Yes, doing this does place the young lions of the prides they have abandoned in more danger, but the Sparta young males are now old enough to survive by themselves, and look what’s happened to the Fourways and Styx males; they are set to take over new territory when they haven’t enjoyed the protection of the Majingilane for many years.

James

Jill Grady
Member
Guest

Thanks James, I’m happy to hear that the Sparta young males could survive on their own if they had to. Hopefully they will manage to stay safe and regroup. It’s really interesting hearing about the lion dynamics…can’t wait to hear what happens next!

Mike C
Member
Guest

What do you think happens to the 3 sparta young males? Did the separated male re-unite with his brothers?

James T
Member
Guest

Hi Mike,

He hasn’t been seen in a day or two.
There is always the possibility that he has been killed, but most likely the sub-adults have just been scattered, and they will attempt to regroup in the forthcoming days. We will post an update as soon as we know.

James

Mike C
Member
Guest

Thanks James! Coming back to Londolozi in July, cant wait to see what is going to happen with the lion dynamics.

Brian C
Member
Guest

Seems like lots of uncertainty amongst the lions. Good write up! However this ends, it is going to be very interesting. And what is going on with the Styx pride? The two young adult lionesses have split from the pride also and are hanging around the Matimba males. I am really wondering about the future of the Styx, Sparta and Tsalalas.

James T
Member
Guest

Hi Brian,

I’m not too sure about what is happening with the whole Styx pride. We have only been seeing a part of the pride on our side over the last few months. The next few months are going to be very interesting!

James

Bader
Member
Guest

In the north, not only the Matimba males but also the Birmingham males (a young coalition of 4) …I believe they will be the future main threat to the lions in northern and central Sabi Sand.

James T
Member
Guest

That’s a good point Bader,

The Birminghams are definitely a coalition to watch in the future. At the moment they are probably just a bit too young to pose a serious threat, but who knows?

James

Brandon
Member
Guest

Hi James.

With all of this going on what are your thoughts of the 5 Bermingham males that have been seen in the northern parts of the sabi sands coming across.

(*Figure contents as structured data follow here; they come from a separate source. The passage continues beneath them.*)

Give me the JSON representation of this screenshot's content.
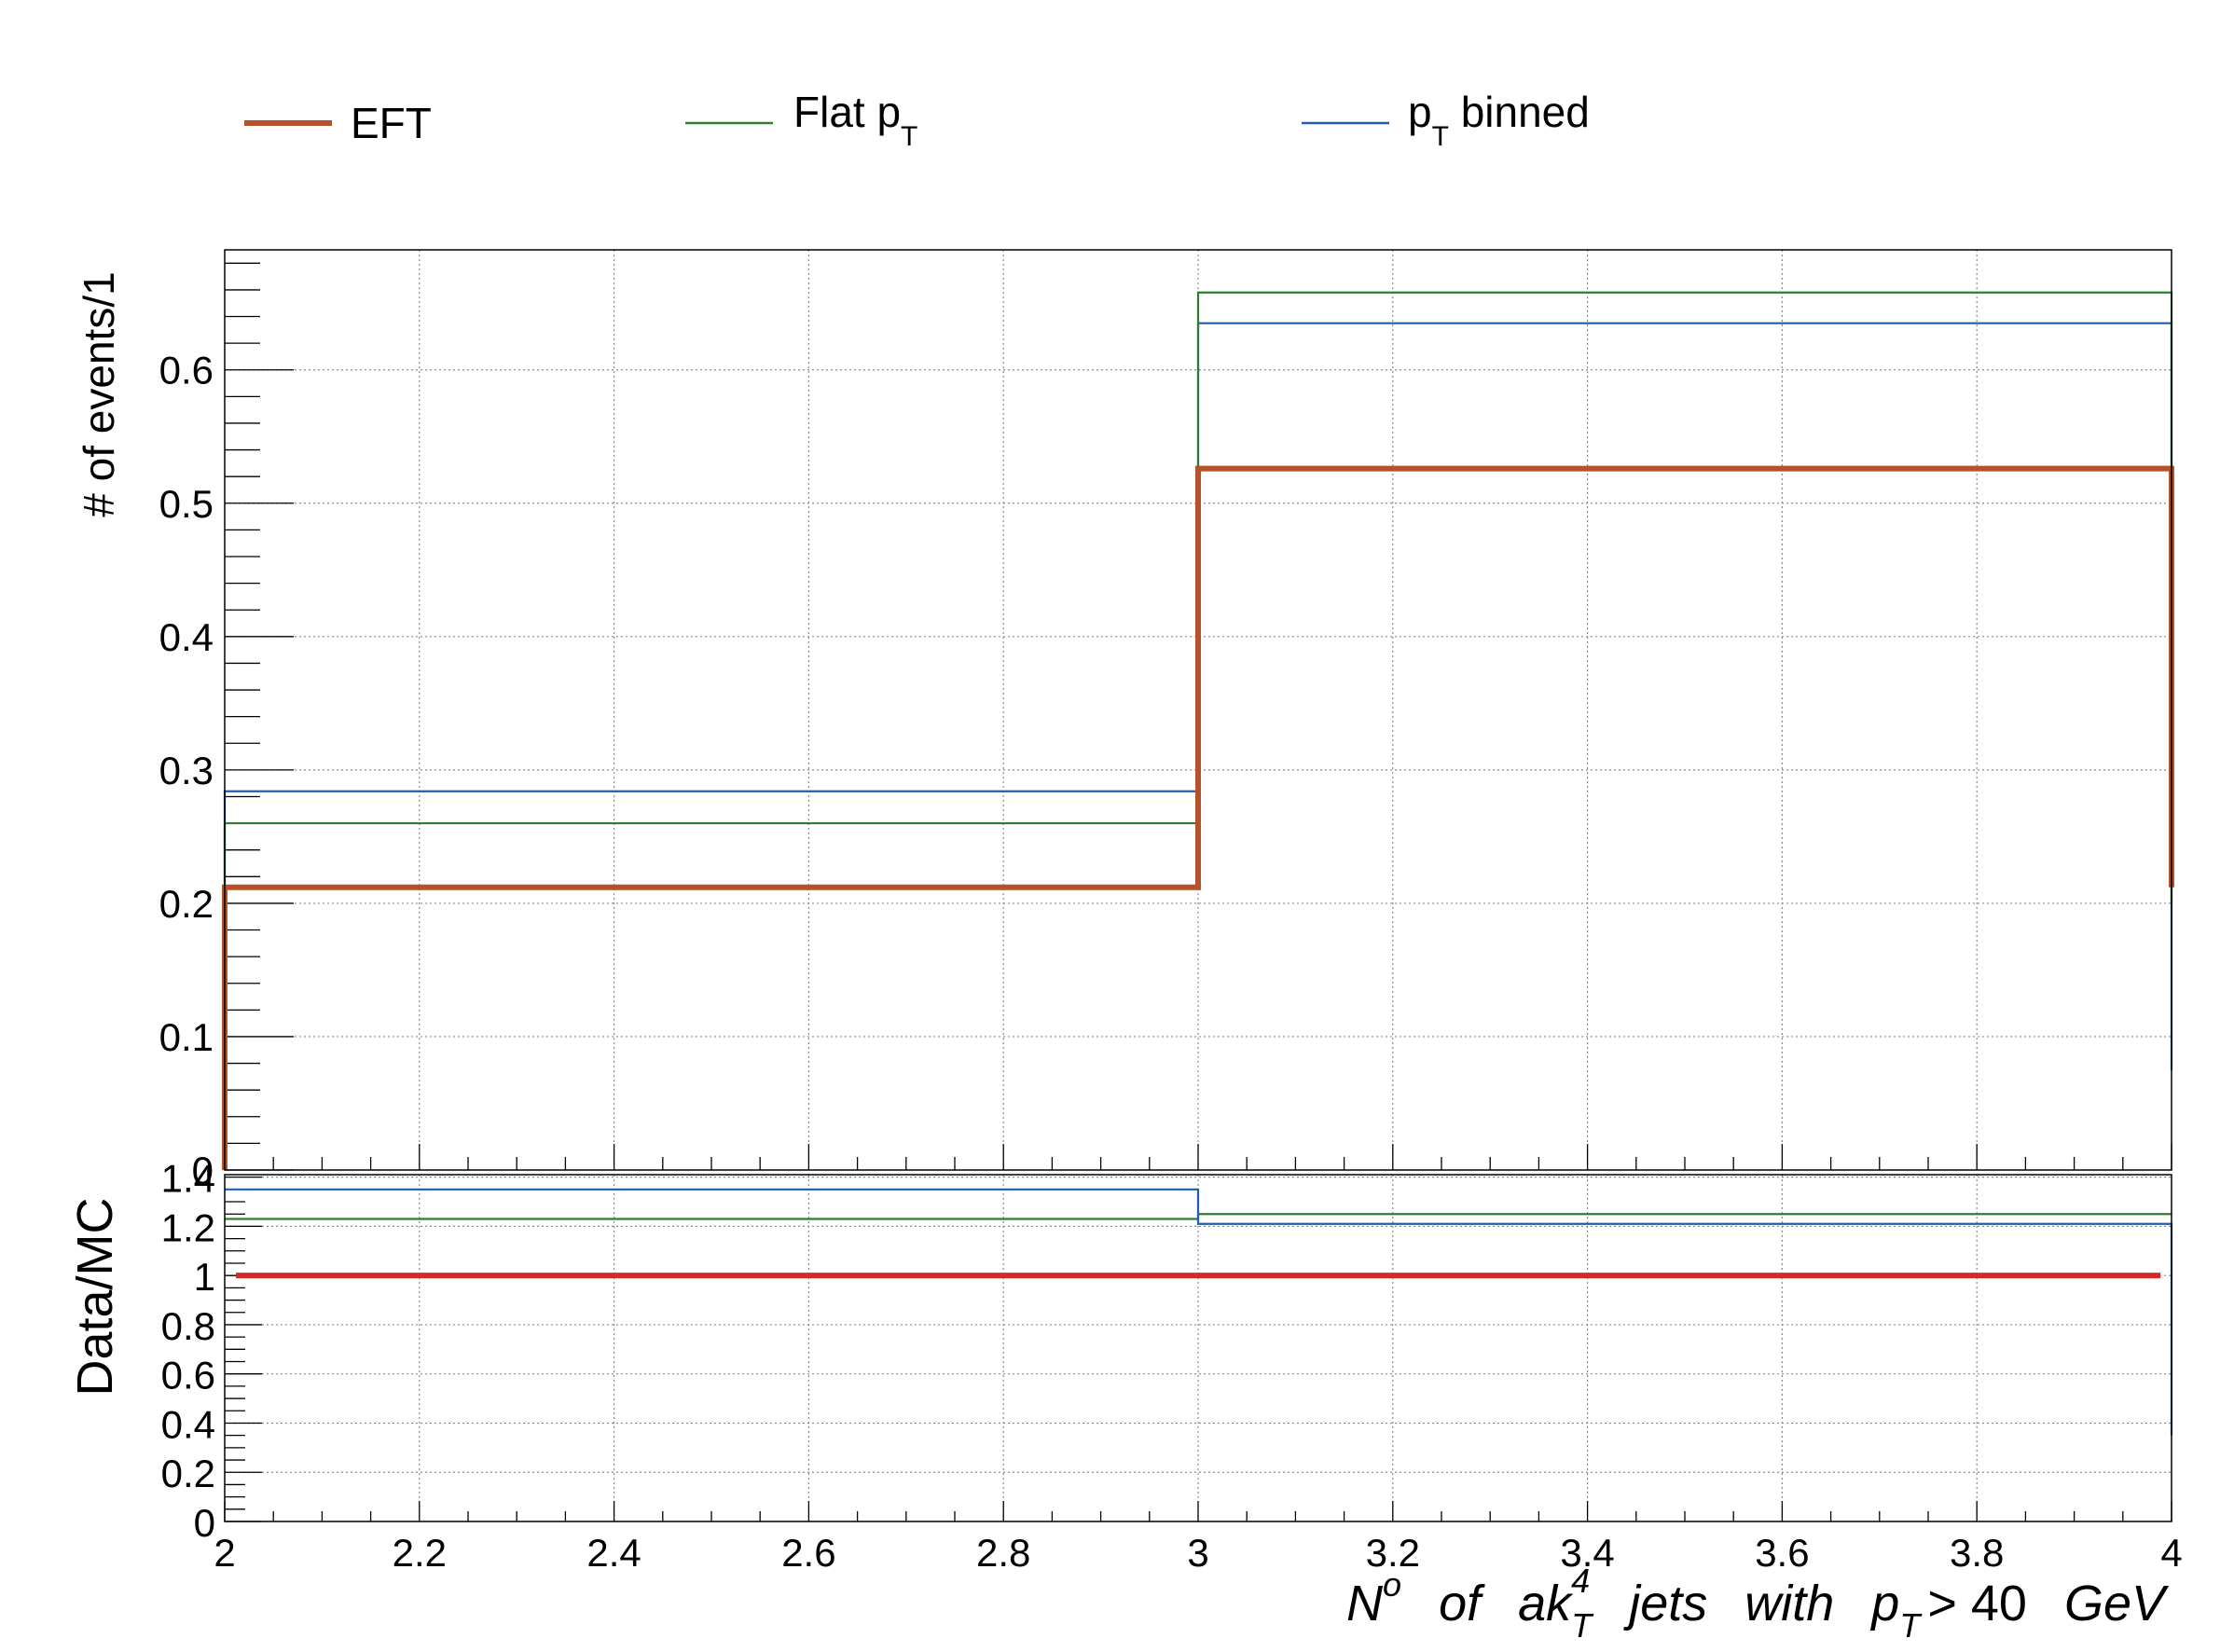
{
  "chart_data": [
    {
      "type": "line",
      "step": true,
      "panel": "main",
      "ylabel": "# of events/1",
      "xlim": [
        2,
        4
      ],
      "ylim": [
        0,
        0.69
      ],
      "yticks": [
        0.1,
        0.2,
        0.3,
        0.4,
        0.5,
        0.6
      ],
      "ytick_labels": [
        "0.1",
        "0.2",
        "0.3",
        "0.4",
        "0.5",
        "0.6"
      ],
      "origin_label": "0",
      "grid": true,
      "bin_edges": [
        2,
        3,
        4
      ],
      "series": [
        {
          "name": "EFT",
          "color": "#b5522a",
          "values": [
            0.212,
            0.526
          ]
        },
        {
          "name": "Flat pT",
          "color": "#2e7d32",
          "values": [
            0.26,
            0.658
          ]
        },
        {
          "name": "pT binned",
          "color": "#1f5fae",
          "values": [
            0.284,
            0.635
          ]
        }
      ]
    },
    {
      "type": "line",
      "step": true,
      "panel": "ratio",
      "ylabel": "Data/MC",
      "xlabel": "N^o of ak_T^4 jets with p_T > 40 GeV",
      "xlim": [
        2,
        4
      ],
      "ylim": [
        0,
        1.4
      ],
      "yticks": [
        0,
        0.2,
        0.4,
        0.6,
        0.8,
        1,
        1.2,
        1.4
      ],
      "ytick_labels": [
        "0",
        "0.2",
        "0.4",
        "0.6",
        "0.8",
        "1",
        "1.2",
        "1.4"
      ],
      "xticks": [
        2,
        2.2,
        2.4,
        2.6,
        2.8,
        3,
        3.2,
        3.4,
        3.6,
        3.8,
        4
      ],
      "xtick_labels": [
        "2",
        "2.2",
        "2.4",
        "2.6",
        "2.8",
        "3",
        "3.2",
        "3.4",
        "3.6",
        "3.8",
        "4"
      ],
      "grid": true,
      "bin_edges": [
        2,
        3,
        4
      ],
      "reference_line": {
        "value": 1,
        "color": "#d42a2a"
      },
      "series": [
        {
          "name": "Flat pT",
          "color": "#2e7d32",
          "values": [
            1.23,
            1.25
          ]
        },
        {
          "name": "pT binned",
          "color": "#1f5fae",
          "values": [
            1.35,
            1.21
          ]
        }
      ]
    }
  ],
  "legend": {
    "placement": "top",
    "entries": [
      {
        "text": "EFT",
        "sub": "",
        "suffix": "",
        "color": "#b5522a"
      },
      {
        "text": "Flat p",
        "sub": "T",
        "suffix": "",
        "color": "#2e7d32"
      },
      {
        "text": "p",
        "sub": "T",
        "suffix": " binned",
        "color": "#1f5fae"
      }
    ]
  },
  "axis_title": {
    "x_main": "N",
    "x_sup": "o",
    "x_of": "of",
    "x_ak": "ak",
    "x_ak_sup": "4",
    "x_ak_sub": "T",
    "x_jets": "jets",
    "x_with": "with",
    "x_p": "p",
    "x_p_sub": "T",
    "x_cut": "> 40",
    "x_unit": "GeV"
  }
}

Would they pose a threat to any of the prides and they recently killed a female from another pride in the north. They have apparently moved back into the Manyaleti area. Your thoughts on them will be great.

Sang
Member
Guest

Sweet

Katie Bacon
Member
Guest

We were there last July, when the 4-brothers lion coalition was still in power. What happened? Could you point me to a blog entry that describes the transition?

cameron
Member
Guest

Hi James

What do you think would happen if the majingilane lions and matimba coalition got into a fight?